CCH Board Meeting
August 2, 2006
by Lee Brame
Among the many
items of interest discussed at the July 25th Claiborne County Hospital Board
meeting was a unanimous decision to support the medical training of local
resident Danielle Barnard. Danielle Barnard is currently attending medical
school and has expressed an interest in returning to the area to practice
medicine. The Hospital Board approved a decision sponsor her medical
education under the Clinical Scholars Program. A major stipulation for
accepting the sponsorship contract is a commitment to return to practice
medicine in the local community as an associate of the hospital.
Board members
agreed that these scholarships were an effective way of supporting the local
community as well as individual medical students. Danielle Barnard is the
daughter of Lynn and Janet Barnard.
The Hospital Board
also approved the financial report for the past fiscal year. Readers of the
Claiborne Progress will recall that the hospital’s patient load had
decreased significantly with the changes in Tenncare rolls and that expected
revenues had decreased. In addition to administrative and management
changes, many staff members accepted pay cuts and changes in work schedules
to lessen impacts to the hospital.
These efforts were
successful and despite a $6 million dollar decrease in overall revenues, the
hospital managed, barely, to stay in the black while continuing to make the
necessary investments in technology to maintain a modern health care
facility. Cutting administrative costs also resulted in the Board’s
decision last month to return some of the salary cuts to many staff
members. The Claiborne County Hospital paid just under $14 million dollars
in local salaries during the last fiscal year.
Efforts to improve
hospital services also resulted in several notable achievements.
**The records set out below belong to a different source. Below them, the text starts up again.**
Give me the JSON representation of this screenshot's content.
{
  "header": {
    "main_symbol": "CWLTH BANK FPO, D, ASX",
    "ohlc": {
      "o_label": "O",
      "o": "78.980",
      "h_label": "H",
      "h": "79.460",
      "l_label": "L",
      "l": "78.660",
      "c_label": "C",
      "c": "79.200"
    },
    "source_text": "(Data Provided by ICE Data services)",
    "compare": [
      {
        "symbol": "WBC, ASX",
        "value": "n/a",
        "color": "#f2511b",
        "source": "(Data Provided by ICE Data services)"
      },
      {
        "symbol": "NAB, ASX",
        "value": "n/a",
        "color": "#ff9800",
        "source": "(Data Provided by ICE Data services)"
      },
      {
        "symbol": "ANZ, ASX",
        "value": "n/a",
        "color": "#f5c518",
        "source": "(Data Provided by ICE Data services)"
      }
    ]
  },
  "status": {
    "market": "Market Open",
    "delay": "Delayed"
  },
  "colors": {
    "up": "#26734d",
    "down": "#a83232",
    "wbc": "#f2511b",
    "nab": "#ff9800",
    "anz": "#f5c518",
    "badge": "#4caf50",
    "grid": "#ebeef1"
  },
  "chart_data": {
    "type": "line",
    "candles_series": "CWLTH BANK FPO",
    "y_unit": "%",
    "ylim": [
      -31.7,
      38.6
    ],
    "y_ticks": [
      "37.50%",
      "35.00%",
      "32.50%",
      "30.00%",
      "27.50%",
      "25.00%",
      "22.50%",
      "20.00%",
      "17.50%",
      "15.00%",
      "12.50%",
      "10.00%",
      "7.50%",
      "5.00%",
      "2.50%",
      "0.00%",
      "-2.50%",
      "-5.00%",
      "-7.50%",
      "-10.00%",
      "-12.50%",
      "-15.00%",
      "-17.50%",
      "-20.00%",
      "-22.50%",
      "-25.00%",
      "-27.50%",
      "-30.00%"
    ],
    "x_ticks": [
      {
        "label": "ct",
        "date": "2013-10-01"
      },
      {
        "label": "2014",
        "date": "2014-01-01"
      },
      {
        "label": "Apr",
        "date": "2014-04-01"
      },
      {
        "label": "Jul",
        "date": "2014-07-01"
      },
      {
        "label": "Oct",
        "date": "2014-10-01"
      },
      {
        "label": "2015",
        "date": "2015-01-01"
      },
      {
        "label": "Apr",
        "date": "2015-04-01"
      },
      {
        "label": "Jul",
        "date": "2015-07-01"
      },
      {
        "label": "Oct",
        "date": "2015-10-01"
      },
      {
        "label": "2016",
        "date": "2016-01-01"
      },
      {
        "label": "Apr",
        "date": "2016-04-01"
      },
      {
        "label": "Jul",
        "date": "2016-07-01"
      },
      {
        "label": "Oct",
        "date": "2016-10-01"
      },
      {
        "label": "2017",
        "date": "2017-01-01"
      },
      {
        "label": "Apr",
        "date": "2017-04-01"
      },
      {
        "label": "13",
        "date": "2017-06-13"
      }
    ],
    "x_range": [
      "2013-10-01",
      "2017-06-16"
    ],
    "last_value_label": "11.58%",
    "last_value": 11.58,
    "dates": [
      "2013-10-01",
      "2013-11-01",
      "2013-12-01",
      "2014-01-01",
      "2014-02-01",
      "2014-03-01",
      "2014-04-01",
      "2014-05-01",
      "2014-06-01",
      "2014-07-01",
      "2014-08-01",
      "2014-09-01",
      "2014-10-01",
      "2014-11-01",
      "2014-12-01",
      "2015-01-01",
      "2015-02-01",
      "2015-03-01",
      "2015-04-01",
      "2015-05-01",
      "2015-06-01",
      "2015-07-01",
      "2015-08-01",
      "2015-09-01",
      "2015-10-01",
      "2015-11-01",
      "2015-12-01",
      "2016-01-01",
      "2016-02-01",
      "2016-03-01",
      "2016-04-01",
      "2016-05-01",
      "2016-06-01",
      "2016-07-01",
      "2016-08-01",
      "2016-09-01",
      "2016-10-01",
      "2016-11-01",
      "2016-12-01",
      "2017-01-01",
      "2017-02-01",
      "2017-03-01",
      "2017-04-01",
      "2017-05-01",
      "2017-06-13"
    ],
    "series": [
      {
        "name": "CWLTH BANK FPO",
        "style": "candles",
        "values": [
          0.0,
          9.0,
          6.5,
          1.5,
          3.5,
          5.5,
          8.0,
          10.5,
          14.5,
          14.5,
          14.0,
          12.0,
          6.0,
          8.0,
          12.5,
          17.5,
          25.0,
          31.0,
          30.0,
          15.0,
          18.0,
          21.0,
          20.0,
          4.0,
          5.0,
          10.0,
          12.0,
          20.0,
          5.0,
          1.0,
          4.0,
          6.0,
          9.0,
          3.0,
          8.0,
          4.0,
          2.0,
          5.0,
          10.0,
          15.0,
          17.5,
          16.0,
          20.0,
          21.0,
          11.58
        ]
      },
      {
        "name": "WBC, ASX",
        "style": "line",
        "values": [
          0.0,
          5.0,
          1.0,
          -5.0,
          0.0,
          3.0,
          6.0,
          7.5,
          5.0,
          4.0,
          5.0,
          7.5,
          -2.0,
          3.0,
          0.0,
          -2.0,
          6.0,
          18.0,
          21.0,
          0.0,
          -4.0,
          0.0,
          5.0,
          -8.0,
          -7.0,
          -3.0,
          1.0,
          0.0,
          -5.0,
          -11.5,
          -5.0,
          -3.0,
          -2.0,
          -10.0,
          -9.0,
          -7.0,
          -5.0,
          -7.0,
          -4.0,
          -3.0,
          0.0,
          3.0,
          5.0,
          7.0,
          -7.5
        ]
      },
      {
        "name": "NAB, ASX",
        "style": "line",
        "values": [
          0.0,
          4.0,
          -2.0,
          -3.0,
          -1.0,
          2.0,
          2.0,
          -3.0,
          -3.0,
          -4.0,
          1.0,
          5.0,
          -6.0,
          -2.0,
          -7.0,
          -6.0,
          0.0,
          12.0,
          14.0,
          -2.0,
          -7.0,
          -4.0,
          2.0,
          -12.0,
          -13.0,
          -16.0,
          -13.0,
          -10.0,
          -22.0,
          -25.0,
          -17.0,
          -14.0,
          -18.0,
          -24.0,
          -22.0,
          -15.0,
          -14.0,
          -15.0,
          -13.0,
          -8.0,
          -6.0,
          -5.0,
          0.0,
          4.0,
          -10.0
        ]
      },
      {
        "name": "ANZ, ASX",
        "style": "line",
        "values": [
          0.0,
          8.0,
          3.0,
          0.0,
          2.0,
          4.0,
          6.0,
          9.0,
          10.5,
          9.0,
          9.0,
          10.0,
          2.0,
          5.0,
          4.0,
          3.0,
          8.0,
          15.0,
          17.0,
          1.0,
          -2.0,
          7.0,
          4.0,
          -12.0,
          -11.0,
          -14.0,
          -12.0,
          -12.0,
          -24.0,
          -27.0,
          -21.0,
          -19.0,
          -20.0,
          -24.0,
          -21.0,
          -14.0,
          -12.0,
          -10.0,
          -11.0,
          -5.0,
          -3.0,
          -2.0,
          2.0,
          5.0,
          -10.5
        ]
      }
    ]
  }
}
Last
month, the hospital nursing home went an entire month without any personnel
turnover. While many businesses choose to believe that hiring new and
replacement workers are an unavoidable cost of doing business, hospital
administrator Tim Brown noted that a national nursing association computed
that it cost an organization almost $60,000 in administrative costs to
replace a single registered nurse in a nursing facility. Mr. Brown and the
Board thanked the staff for their loyalty and efforts during a tough year.